Cries and Whispers is the White Stripes of cinema: everything in it is either red or white, with only occasional side trips into black. Three sisters and a maid live in a blood-red mansion in 19th century Sweden. Agnes is dying. She's been dying for years, but now she really means it. Played by Harriet Andersson (the way nubile maid from 1955's Smiles of a Summer Night), Agnes looks as fragile as an eggshell but still somehow beautiful. Her sisters Karin (Ingrid Thule) and Maria (Bergman regular Liv Ullmann) are looking after her in her last days. Anna (Kari Sylwan) is Agnes' maid, confidante and something like her surrogate daughter, although I would say that she's Agnes' last link to human warmth and the almost redemptive pleasure of touch.

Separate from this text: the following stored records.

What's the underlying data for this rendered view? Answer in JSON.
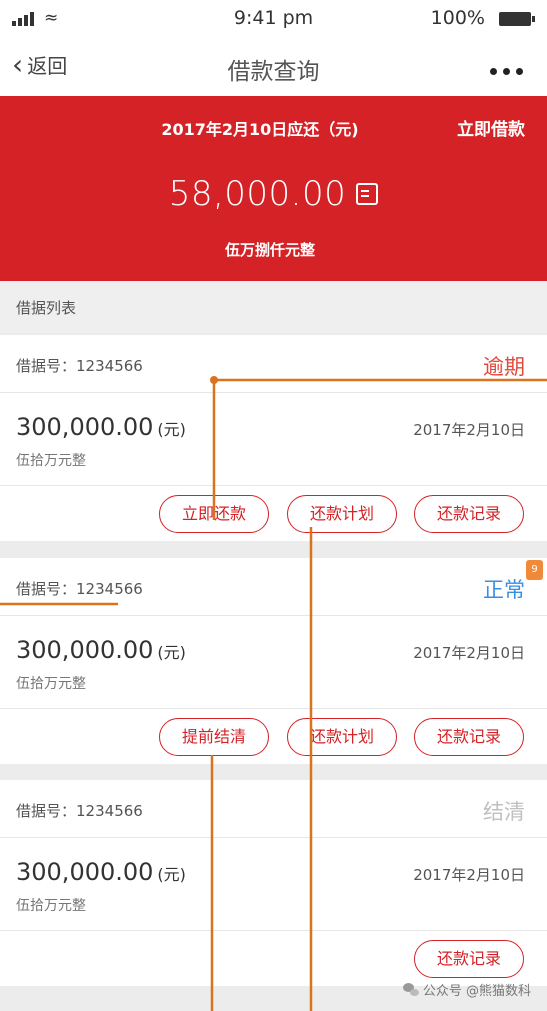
{
  "status_bar": {
    "time": "9:41 pm",
    "battery": "100%"
  },
  "nav": {
    "back_label": "返回",
    "title": "借款查询"
  },
  "hero": {
    "due_label": "2017年2月10日应还（元)",
    "borrow_now": "立即借款",
    "amount": "58,000.00",
    "amount_cn": "伍万捌仟元整"
  },
  "list": {
    "header": "借据列表",
    "loan_no_prefix": "借据号：",
    "cards": [
      {
        "loan_no": "1234566",
        "status": "逾期",
        "status_color": "#e04a3a",
        "amount": "300,000.00",
        "unit": "(元)",
        "amount_cn": "伍拾万元整",
        "date": "2017年2月10日",
        "actions": [
          "立即还款",
          "还款计划",
          "还款记录"
        ]
      },
      {
        "loan_no": "1234566",
        "status": "正常",
        "status_color": "#3a8ee0",
        "badge": "9",
        "amount": "300,000.00",
        "unit": "(元)",
        "amount_cn": "伍拾万元整",
        "date": "2017年2月10日",
        "actions": [
          "提前结清",
          "还款计划",
          "还款记录"
        ]
      },
      {
        "loan_no": "1234566",
        "status": "结清",
        "status_color": "#c0c0c0",
        "amount": "300,000.00",
        "unit": "(元)",
        "amount_cn": "伍拾万元整",
        "date": "2017年2月10日",
        "actions": [
          "还款记录"
        ]
      }
    ]
  },
  "watermark": "公众号 @熊猫数科",
  "colors": {
    "brand_red": "#d42227",
    "annotation_orange": "#d9731f"
  }
}
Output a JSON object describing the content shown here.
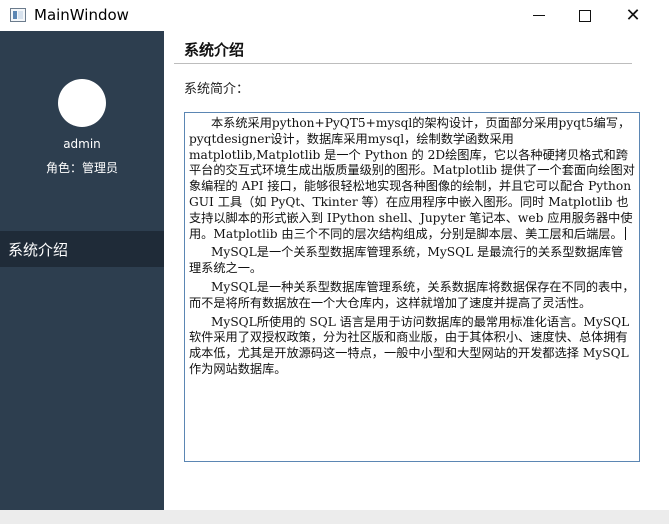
{
  "window": {
    "title": "MainWindow",
    "minimize_glyph": "",
    "maximize_glyph": "",
    "close_glyph": "✕"
  },
  "sidebar": {
    "username": "admin",
    "role": "角色：管理员",
    "items": [
      {
        "label": "系统介绍",
        "selected": true
      }
    ]
  },
  "main": {
    "page_title": "系统介绍",
    "section_label": "系统简介：",
    "paragraphs": [
      "本系统采用python+PyQT5+mysql的架构设计，页面部分采用pyqt5编写，pyqtdesigner设计，数据库采用mysql，绘制数学函数采用matplotlib,Matplotlib 是一个 Python 的 2D绘图库，它以各种硬拷贝格式和跨平台的交互式环境生成出版质量级别的图形。Matplotlib 提供了一个套面向绘图对象编程的 API 接口，能够很轻松地实现各种图像的绘制，并且它可以配合 Python GUI 工具（如 PyQt、Tkinter 等）在应用程序中嵌入图形。同时 Matplotlib 也支持以脚本的形式嵌入到 IPython shell、Jupyter 笔记本、web 应用服务器中使用。Matplotlib 由三个不同的层次结构组成，分别是脚本层、美工层和后端层。",
      "MySQL是一个关系型数据库管理系统，MySQL 是最流行的关系型数据库管理系统之一。",
      "MySQL是一种关系型数据库管理系统，关系数据库将数据保存在不同的表中，而不是将所有数据放在一个大仓库内，这样就增加了速度并提高了灵活性。",
      "MySQL所使用的 SQL 语言是用于访问数据库的最常用标准化语言。MySQL 软件采用了双授权政策，分为社区版和商业版，由于其体积小、速度快、总体拥有成本低，尤其是开放源码这一特点，一般中小型和大型网站的开发都选择 MySQL 作为网站数据库。"
    ]
  },
  "colors": {
    "sidebar_bg": "#2d3e4f",
    "nav_selected_bg": "#1f2b38",
    "textbox_border": "#5b86b3"
  }
}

One thing you know for sure: she's not going to get any genuine human warmth from her sisters. Both are solicitous and caring, but their personalities place strict limits on their capacity for love. Maria's vapid and flirtatious behaviour conceals a self-centred and cruel nature. In one scene, a lover positions her in front of a mirror and assesses her character by the tiny lines in her face. He describes all her flaws, but she revels in the finely detailed attention he pays to her face, knowing that his disgust is the weaker obverse of his desire for her.

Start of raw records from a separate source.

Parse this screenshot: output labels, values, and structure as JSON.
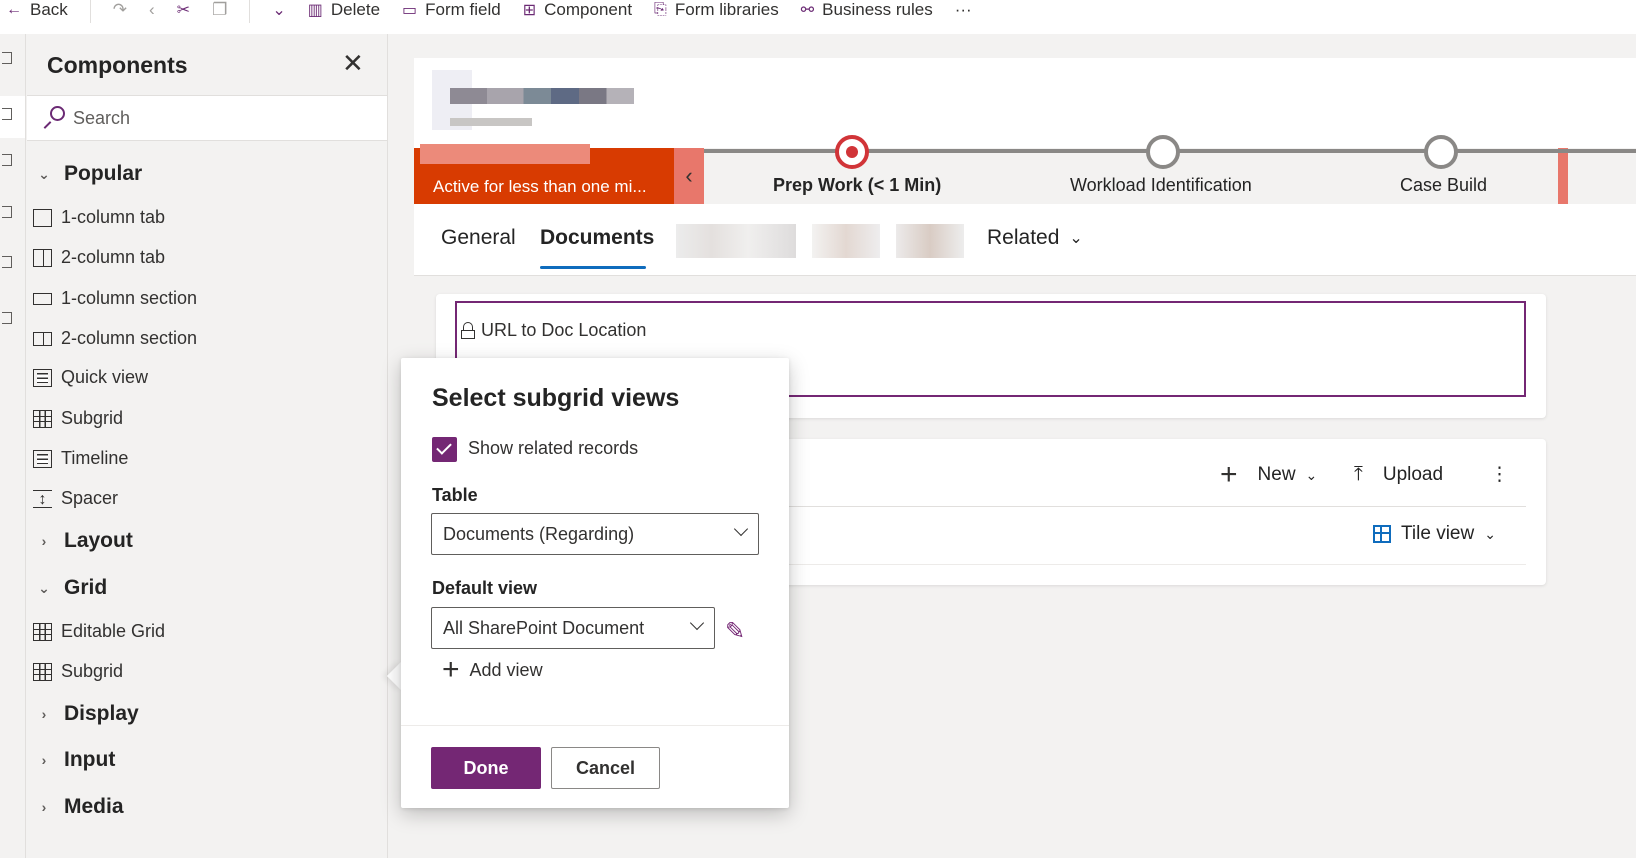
{
  "toolbar": {
    "back_label": "Back",
    "delete_label": "Delete",
    "form_field_label": "Form field",
    "component_label": "Component",
    "form_libraries_label": "Form libraries",
    "business_rules_label": "Business rules",
    "more_label": "···"
  },
  "components_panel": {
    "title": "Components",
    "close_glyph": "✕",
    "search_placeholder": "Search",
    "sections": {
      "popular": "Popular",
      "layout": "Layout",
      "grid": "Grid",
      "display": "Display",
      "input": "Input",
      "media": "Media"
    },
    "popular_items": [
      "1-column tab",
      "2-column tab",
      "1-column section",
      "2-column section",
      "Quick view",
      "Subgrid",
      "Timeline",
      "Spacer"
    ],
    "grid_items": [
      "Editable Grid",
      "Subgrid"
    ]
  },
  "bpf": {
    "status_text": "Active for less than one mi...",
    "stages": [
      "Prep Work  (< 1 Min)",
      "Workload Identification",
      "Case Build"
    ]
  },
  "tabs": {
    "general": "General",
    "documents": "Documents",
    "related": "Related"
  },
  "form": {
    "field_label": "URL to Doc Location",
    "new_label": "New",
    "upload_label": "Upload",
    "tile_view_label": "Tile view",
    "overflow_glyph": "⋮"
  },
  "dialog": {
    "title": "Select subgrid views",
    "show_related_label": "Show related records",
    "table_label": "Table",
    "table_value": "Documents (Regarding)",
    "default_view_label": "Default view",
    "default_view_value": "All SharePoint Document",
    "add_view_label": "Add view",
    "done_label": "Done",
    "cancel_label": "Cancel"
  },
  "colors": {
    "accent_purple": "#742774",
    "bpf_red": "#d83b01",
    "active_stage": "#d13438",
    "tab_underline": "#0f6cbd"
  }
}
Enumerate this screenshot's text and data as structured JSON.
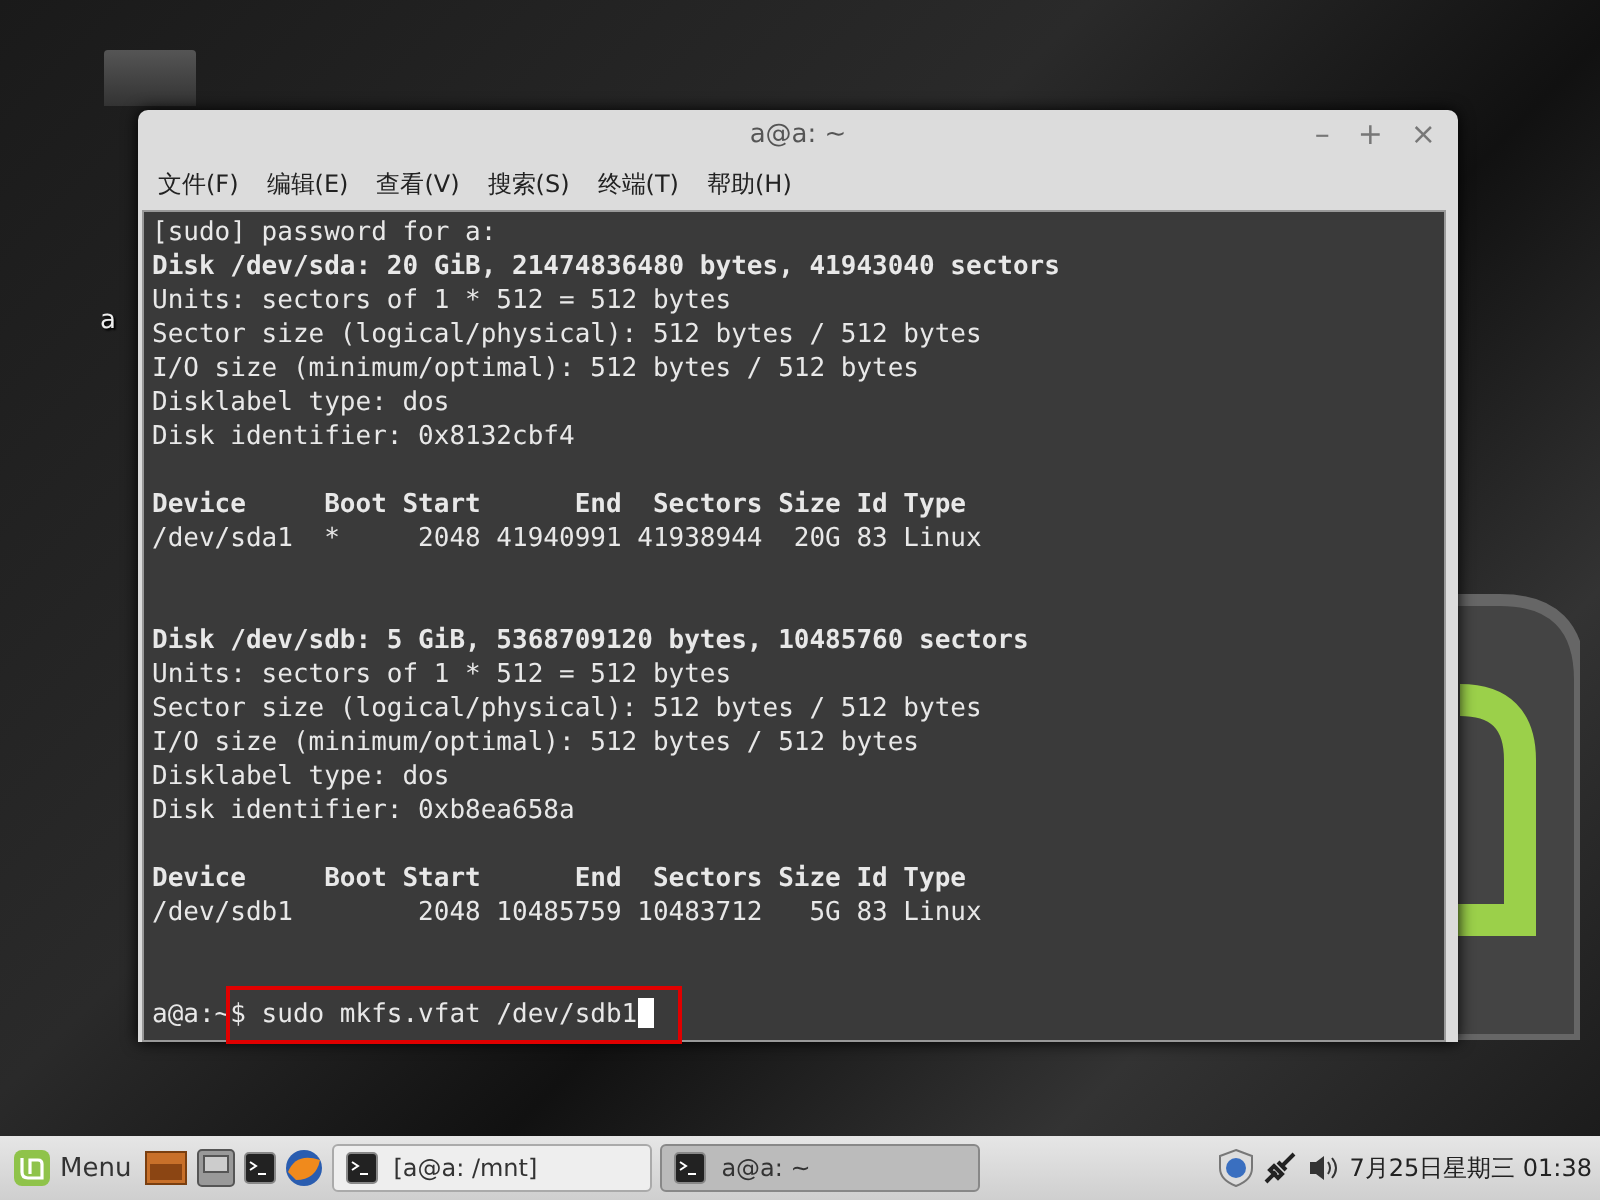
{
  "desktop": {
    "icons": [
      {
        "label": "a"
      }
    ]
  },
  "window": {
    "title": "a@a: ~",
    "controls": [
      "–",
      "+",
      "×"
    ],
    "menu": [
      "文件(F)",
      "编辑(E)",
      "查看(V)",
      "搜索(S)",
      "终端(T)",
      "帮助(H)"
    ],
    "terminal": {
      "lines": [
        {
          "kind": "normal",
          "text": "[sudo] password for a:"
        },
        {
          "kind": "bold",
          "text": "Disk /dev/sda: 20 GiB, 21474836480 bytes, 41943040 sectors"
        },
        {
          "kind": "normal",
          "text": "Units: sectors of 1 * 512 = 512 bytes"
        },
        {
          "kind": "normal",
          "text": "Sector size (logical/physical): 512 bytes / 512 bytes"
        },
        {
          "kind": "normal",
          "text": "I/O size (minimum/optimal): 512 bytes / 512 bytes"
        },
        {
          "kind": "normal",
          "text": "Disklabel type: dos"
        },
        {
          "kind": "normal",
          "text": "Disk identifier: 0x8132cbf4"
        },
        {
          "kind": "blank"
        },
        {
          "kind": "bold",
          "text": "Device     Boot Start      End  Sectors Size Id Type"
        },
        {
          "kind": "normal",
          "text": "/dev/sda1  *     2048 41940991 41938944  20G 83 Linux"
        },
        {
          "kind": "blank"
        },
        {
          "kind": "blank"
        },
        {
          "kind": "bold",
          "text": "Disk /dev/sdb: 5 GiB, 5368709120 bytes, 10485760 sectors"
        },
        {
          "kind": "normal",
          "text": "Units: sectors of 1 * 512 = 512 bytes"
        },
        {
          "kind": "normal",
          "text": "Sector size (logical/physical): 512 bytes / 512 bytes"
        },
        {
          "kind": "normal",
          "text": "I/O size (minimum/optimal): 512 bytes / 512 bytes"
        },
        {
          "kind": "normal",
          "text": "Disklabel type: dos"
        },
        {
          "kind": "normal",
          "text": "Disk identifier: 0xb8ea658a"
        },
        {
          "kind": "blank"
        },
        {
          "kind": "bold",
          "text": "Device     Boot Start      End  Sectors Size Id Type"
        },
        {
          "kind": "normal",
          "text": "/dev/sdb1        2048 10485759 10483712   5G 83 Linux"
        },
        {
          "kind": "blank"
        },
        {
          "kind": "blank"
        },
        {
          "kind": "prompt",
          "prompt": "a@a:~",
          "text": "$ sudo mkfs.vfat /dev/sdb1"
        }
      ]
    }
  },
  "taskbar": {
    "menu_label": "Menu",
    "tasks": [
      {
        "label": "[a@a: /mnt]",
        "selected": false
      },
      {
        "label": "a@a: ~",
        "selected": true
      }
    ],
    "clock": "7月25日星期三 01:38"
  }
}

Karin, paired with a despicable and bloodless husband, carries around a lifetime's worth of hatred and disgust. Every movement of her body and twitch of her masklike face betrays the nausea she feels over her own existence. The signature scene that displays her character relies on an unexpected and liberating act of self-mutilation. If you watch it with your children, you'll have a lot of difficult explaining to do.
Like many of Bergman's films, the emotional torment of the characters eventually warps the story until grotesque, magical shapes emerge. Cries and Whispers, with its two-tone pallet of blood red and ivory white, its melodramatic screams and its protracted scenes of suffering, already bends into expressionism, but its climactic moments seem to come straight out of a European folk tale.
The best reason to see Cries and Whispers, as with most Bergman films, is the caliber of the performances by the women. Bergman has such a tight grip over the material that it sometimes seems overly formal or schematic, but the actors close the emotional gap that he deliberately introduces with his careful structures and isolated, disjointed scenes. Maybe you don`t give a rat`s ass about the scene transitions or flashbacks, but you can`t forget Harriet Andersson`s death throes, or the way Ingrid Thule runs her tongue stiffly over her lips as she cuts herself with a piece of broken glass. And you certainly can`t forget Liv Ullmann`s ability to shift from kindness to immense cruelty without even changing expression.
In conclusion, Cries and Whispers wins my Least Resembling Anchorman Award.
4 comments:
Does this movie make you wonder about people of the Swedish persuasion?
Least resembling Anchorman award!
we're swedish and we're just a little twisted, but we're neutral bjork bjork bjork :)
What, there's no Sex Panther in this film?
I've been meaning to comment on your series of Bergman reviews for a while now. And my comment is: HILARIOUS. Also astute, pithy, etc. but mostly HILARIOUS.